At the time as I was watching the 'mansion' make its way up in smoke to the other world, I thought about my dad. When he passed away in 1957, I remember my grandma made sure we burnt offerings of paper money - lots of it, in silver and gold, also clothes, food and his reading glasses. She wanted to make sure my dad would be comfortable and would always have money to spend.

Today, being well-provided for takes on a new definition. It is no longer about sending necessities to the beloved deceased. The trend now is to go for paper replicas of luxury items like the latest gadgets, LV bags, jade and gold jewelry, a BMW, and even a yacht!


       



I was in Chinatown a few weeks ago hoping to find that little shop which used to make paper offerings for Qing Ming. It was no longer there. Not surprising. It is a dying art, literally. In land scarce Singapore, for example, who can afford to buy a burial plot? Most people these days choose cremation over burial. It's cheaper and more convenient in many ways.

With the younger generation losing interest in the old ways, Chinese traditions and customs will soon disappear into the history books. There might come a day when Qing Ming will no longer be observed if young parents of today do not pass it down to their children.

Whether that is a sad thing or not is debatable, I suppose.


With Ching Ming just around the corner, my thoughts of late have dwelled much on the topic. Death can knock on our door at anytime and anywhere. It can strike down the young and the old, the healthy and the infirmed, the rich and the poor. Death is the ultimate leveller. It comes to the best among us, and to the worst among us. Yet we know precious little about how best to prepare for death.

Countless books have been written about how to live a happy life, but none about how to die happy. Is there such a thing as the art of dying? And can it be taught or learned? Has anyone been through the death experience and shared it with a loved one in a dream? How does one deal with one's approaching death?
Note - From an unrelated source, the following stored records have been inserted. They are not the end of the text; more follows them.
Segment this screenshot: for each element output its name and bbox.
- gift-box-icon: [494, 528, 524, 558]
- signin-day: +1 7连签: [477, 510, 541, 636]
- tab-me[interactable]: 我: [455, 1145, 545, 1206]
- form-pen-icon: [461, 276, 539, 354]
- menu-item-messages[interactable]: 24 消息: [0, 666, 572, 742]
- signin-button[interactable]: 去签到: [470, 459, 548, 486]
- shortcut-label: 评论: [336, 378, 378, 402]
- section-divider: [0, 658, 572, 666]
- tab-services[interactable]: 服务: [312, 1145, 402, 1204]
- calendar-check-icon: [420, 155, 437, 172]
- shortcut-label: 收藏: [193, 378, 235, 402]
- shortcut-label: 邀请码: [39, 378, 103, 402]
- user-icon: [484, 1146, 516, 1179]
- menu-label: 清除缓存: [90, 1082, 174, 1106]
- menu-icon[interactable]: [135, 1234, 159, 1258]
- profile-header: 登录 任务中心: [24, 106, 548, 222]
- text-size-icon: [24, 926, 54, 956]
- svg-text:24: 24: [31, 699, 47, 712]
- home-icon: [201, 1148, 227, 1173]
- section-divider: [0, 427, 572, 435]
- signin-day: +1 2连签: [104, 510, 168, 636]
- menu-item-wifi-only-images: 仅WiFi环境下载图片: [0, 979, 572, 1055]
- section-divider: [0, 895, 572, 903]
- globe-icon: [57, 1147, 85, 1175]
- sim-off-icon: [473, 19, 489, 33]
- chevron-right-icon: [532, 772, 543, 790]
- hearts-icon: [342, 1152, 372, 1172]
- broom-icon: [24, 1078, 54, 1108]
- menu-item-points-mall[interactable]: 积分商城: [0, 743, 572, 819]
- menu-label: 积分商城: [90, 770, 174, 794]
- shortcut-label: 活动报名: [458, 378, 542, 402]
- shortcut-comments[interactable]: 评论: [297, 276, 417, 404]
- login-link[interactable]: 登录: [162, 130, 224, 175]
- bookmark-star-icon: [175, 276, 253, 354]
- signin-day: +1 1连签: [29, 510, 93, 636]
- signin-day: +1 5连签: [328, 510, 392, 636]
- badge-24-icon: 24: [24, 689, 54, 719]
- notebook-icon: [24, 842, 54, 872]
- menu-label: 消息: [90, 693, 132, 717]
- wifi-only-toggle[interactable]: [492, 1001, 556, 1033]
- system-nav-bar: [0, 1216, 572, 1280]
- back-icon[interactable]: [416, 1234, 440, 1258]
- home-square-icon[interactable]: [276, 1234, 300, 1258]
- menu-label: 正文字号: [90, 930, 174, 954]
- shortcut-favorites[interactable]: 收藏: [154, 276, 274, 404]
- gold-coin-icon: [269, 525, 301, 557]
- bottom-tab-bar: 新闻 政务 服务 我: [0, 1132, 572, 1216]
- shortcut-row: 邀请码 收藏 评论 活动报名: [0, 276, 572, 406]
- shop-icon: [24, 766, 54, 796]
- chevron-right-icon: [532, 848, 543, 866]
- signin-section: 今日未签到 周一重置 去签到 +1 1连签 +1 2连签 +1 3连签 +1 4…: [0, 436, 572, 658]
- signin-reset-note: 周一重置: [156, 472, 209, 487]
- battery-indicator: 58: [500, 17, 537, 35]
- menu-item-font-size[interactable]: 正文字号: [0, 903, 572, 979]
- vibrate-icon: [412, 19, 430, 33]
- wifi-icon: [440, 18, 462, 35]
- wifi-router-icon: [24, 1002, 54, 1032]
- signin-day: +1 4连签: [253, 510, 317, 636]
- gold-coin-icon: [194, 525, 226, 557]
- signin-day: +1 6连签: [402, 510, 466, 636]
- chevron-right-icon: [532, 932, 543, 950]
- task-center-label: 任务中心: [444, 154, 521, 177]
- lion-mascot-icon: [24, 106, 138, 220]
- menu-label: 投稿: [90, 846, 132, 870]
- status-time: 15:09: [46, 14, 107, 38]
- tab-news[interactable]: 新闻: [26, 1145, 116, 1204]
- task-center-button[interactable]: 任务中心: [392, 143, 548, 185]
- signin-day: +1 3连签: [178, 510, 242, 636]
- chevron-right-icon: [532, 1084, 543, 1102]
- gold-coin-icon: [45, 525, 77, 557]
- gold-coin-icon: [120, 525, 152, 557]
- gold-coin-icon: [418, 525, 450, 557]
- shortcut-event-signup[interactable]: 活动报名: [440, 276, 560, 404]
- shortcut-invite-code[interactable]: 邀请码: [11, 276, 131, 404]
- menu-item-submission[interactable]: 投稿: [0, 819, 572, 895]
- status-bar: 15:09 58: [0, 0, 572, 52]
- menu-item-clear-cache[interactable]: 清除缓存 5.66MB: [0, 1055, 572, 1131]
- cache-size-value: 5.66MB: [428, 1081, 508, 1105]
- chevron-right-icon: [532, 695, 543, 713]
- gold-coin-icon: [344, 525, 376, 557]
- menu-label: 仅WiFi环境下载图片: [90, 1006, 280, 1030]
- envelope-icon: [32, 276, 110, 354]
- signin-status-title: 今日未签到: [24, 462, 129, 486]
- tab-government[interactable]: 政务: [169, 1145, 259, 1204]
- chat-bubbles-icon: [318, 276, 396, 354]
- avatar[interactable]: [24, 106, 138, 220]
Why is death nearly always associated with pain, fear, grief, loss and visions of the Grim Reaper? Isn't it possible to meet our Maker with joy, celebration and visions of beautiful Angels of Love waiting to embrace us? Lots of questions but hardly any answers. Death remains a taboo topic and few are comfortable talking about it. But there is now a gradual acceptance. It makes sense to plan how we want to go while we are still around and still lucid enough to decide. 

I have since learned more about death rituals after taking up a course on End of Life: Death and Dying as an elective for my MSc in Applied Gerontology. Attending the 2-day Death Festival organised by Xiao En Funeral Services in 2018 further opened my eyes to a more positive side of death. Understanding death takes away the fear and replaces it with quiet acceptance as something natural and for many, it is a welcome release from pain. 


God willing, if I am blessed with good health and long life (dare I say 100?), I will want to spend my twilight years on community service, doing voluntary work that I am passionate about. And when the time comes, I want to go in my sleep, surrounded by all my loved ones. I will leave instructions for them to celebrate the occasion with a toast to me for having lived a full life. No public viewing of me at my wake party, please. I would appreciate some privacy, thank you. I will have written my obituary to be read by my daughter. I will have taken my last portrait, of my own choosing (already done!). I will have my favourite songs from 1960s played at my farewell party. No one should wear black. Only rainbow colours. I want to be cremated and my ashes scattered in a mountain stream. No need for anyone to make that obligatory visit to the columbarium every All Souls' Day.

"Death smiles at us all; all a man (or woman) can do is smile back." Amen

Paying my respects to my parents at the temple in Jalan Gasing. My mom passed away 65 years after him. In those days, young widows remained single for the rest of their lives.